Silveira Inês, Varandas Rui, Gamboa Hugo
LIBPhys, NOVA School of Science and Technology, Largo da Torre, 2829-516, Caparica, Portugal.
PLUX Wireless Biosignals S.A, 1050-059, Lisboa, Portugal.
Comput Methods Programs Biomed. 2025 Sep;269:108863. doi: 10.1016/j.cmpb.2025.108863. Epub 2025 Jun 4.
Attention, cognitive workload/fatigue, and emotional states significantly influence learning outcomes, cognitive performance, and human-machine interactions. However, existing assessment methodologies fail to fully capture the multimodal nature of these cognitive processes, limiting their application in adaptive learning environments. This study presents the Cognitive Lab, a comprehensive multimodal dataset designed to investigate these cognitive processes across real-time learning scenarios. Specifically, it aims to capture and enable the classification of (1) attention and cognitive workload states using standard cognitive tasks, (2) cognitive fatigue arising from prolonged digital activities, and (3) emotional and learning states during interactive lessons.
The Cognitive Lab dataset consists of three distinct subsets, each developed through specific experimental scenarios targeting different aspects of learning. Dataset 1 comprises recordings from eight participants performing N-Back and mental subtraction tasks, aimed at assessing attention and cognitive workload. Dataset 2 includes data from 10 participants engaged in a digital lesson, complemented by Corsi block-tapping and concentration tasks, to evaluate cognitive fatigue. Lastly, Dataset 3 captures data from 18 participants during an interactive Jupyter Notebook lesson, focusing on emotional states and learning processes. Each scenario combined biosignals (accelerometry, ECG, EDA, EEG, fNIRS, respiration) with Human-Computer Interaction (HCI) features (mouse-tracking, keyboard activity, screenshots). Machine learning models were applied to classify cognitive states, with cross-validation ensuring robust results.

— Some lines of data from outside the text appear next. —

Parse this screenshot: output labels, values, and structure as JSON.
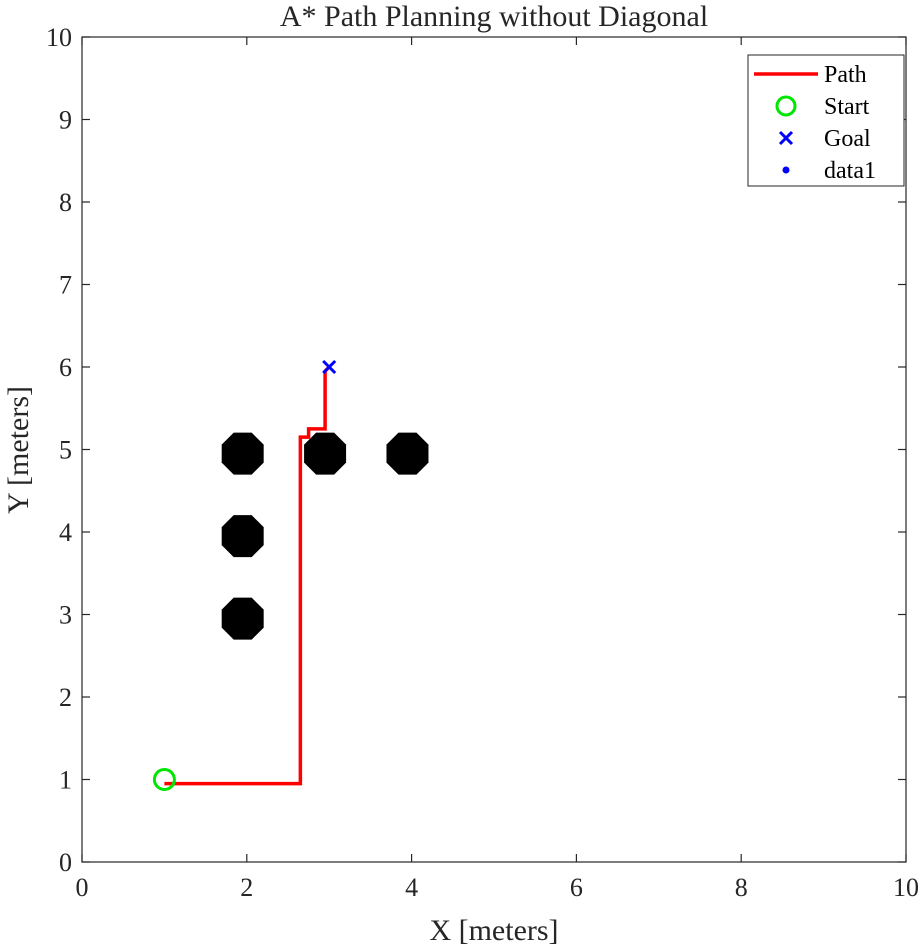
{
  "chart_data": {
    "type": "line",
    "title": "A* Path Planning without Diagonal",
    "xlabel": "X [meters]",
    "ylabel": "Y [meters]",
    "xlim": [
      0,
      10
    ],
    "ylim": [
      0,
      10
    ],
    "xticks": [
      "0",
      "2",
      "4",
      "6",
      "8",
      "10"
    ],
    "yticks": [
      "0",
      "1",
      "2",
      "3",
      "4",
      "5",
      "6",
      "7",
      "8",
      "9",
      "10"
    ],
    "grid": false,
    "legend_position": "top-right",
    "series": [
      {
        "name": "Path",
        "kind": "line",
        "color": "#ff0000",
        "x": [
          1.0,
          2.65,
          2.65,
          2.75,
          2.75,
          2.95,
          2.95,
          2.99
        ],
        "y": [
          0.95,
          0.95,
          5.15,
          5.15,
          5.25,
          5.25,
          5.95,
          5.99
        ]
      },
      {
        "name": "Start",
        "kind": "marker-circle",
        "color": "#00e600",
        "x": [
          1.0
        ],
        "y": [
          1.0
        ]
      },
      {
        "name": "Goal",
        "kind": "marker-x",
        "color": "#0000ff",
        "x": [
          3.0
        ],
        "y": [
          6.0
        ]
      },
      {
        "name": "data1",
        "kind": "marker-dot",
        "color": "#0000ff",
        "x": [],
        "y": []
      }
    ],
    "obstacles": {
      "color": "#000000",
      "points": [
        {
          "x": 1.95,
          "y": 4.95
        },
        {
          "x": 2.95,
          "y": 4.95
        },
        {
          "x": 3.95,
          "y": 4.95
        },
        {
          "x": 1.95,
          "y": 3.95
        },
        {
          "x": 1.95,
          "y": 2.95
        }
      ]
    }
  }
}
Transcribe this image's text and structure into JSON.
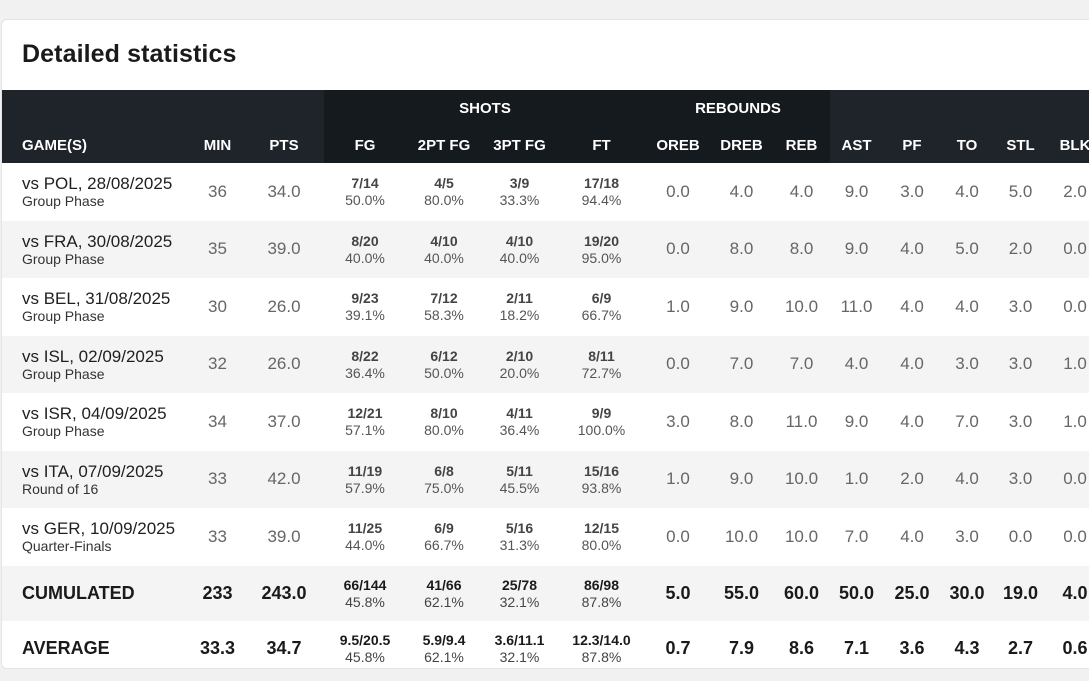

The dataset enabled accurate classification of learning states, achieving up to 87% accuracy in differentiating learning states using mouse-tracking data. Furthermore, it successfully differentiated attention, cognitive workload, and cognitive fatigue states using biosignal and HCI data, with fNIRS, EEG, and ECG emerging as key contributors to classification performance. Variability across participants highlighted the potential for subject-specific calibration to enhance model accuracy.
The Cognitive Lab dataset represents a resource for investigating cognitive phenomena in real-world learning scenarios. Its integration of biosignals and HCI features enables the classification of cognitive states and supports advancements in adaptive learning systems, cognitive neuroscience, and brain-computer interface technologies.
注意力、认知工作量/疲劳以及情绪状态会显著影响学习成果、认知表现和人机交互。然而,现有的评估方法未能充分捕捉这些认知过程的多模态性质,限制了它们在自适应学习环境中的应用。本研究展示了认知实验室,这是一个全面的多模态数据集,旨在研究实时学习场景中的这些认知过程。具体而言,其目的是捕捉并实现对以下方面的分类:(1) 使用标准认知任务的注意力和认知工作量状态;(2) 长时间数字活动引起的认知疲劳;(3) 互动课程中的情绪和学习状态。
认知实验室数据集由三个不同的子集组成,每个子集通过针对学习不同方面的特定实验场景开发而成。数据集1包含八名参与者执行N-回溯和心算任务的记录,旨在评估注意力和认知工作量。数据集2包括10名参与数字课程的参与者的数据,并辅以科西方块敲击和注意力集中任务,以评估认知疲劳。最后,数据集3在交互式Jupyter Notebook课程期间捕捉18名参与者的数据,重点关注情绪状态和学习过程。每个场景都将生物信号(加速度计、心电图、皮肤电活动、脑电图、功能近红外光谱、呼吸)与人机交互(HCI)特征(鼠标跟踪、键盘活动、屏幕截图)相结合。应用机器学习模型对认知状态进行分类,交叉验证确保了可靠的结果。
该数据集能够准确分类学习状态,使用鼠标跟踪数据区分学习状态时准确率高达87%。此外,它使用生物信号和HCI数据成功区分了注意力、认知工作量和认知疲劳状态,功能近红外光谱、脑电图和心电图成为分类性能的关键贡献因素。参与者之间的差异突出了进行个体特异性校准以提高模型准确性的潜力。
认知实验室数据集是研究现实世界学习场景中认知现象的一种资源。其生物信号和HCI特征的整合能够对认知状态进行分类,并支持自适应学习系统、认知神经科学和脑机接口技术的进步。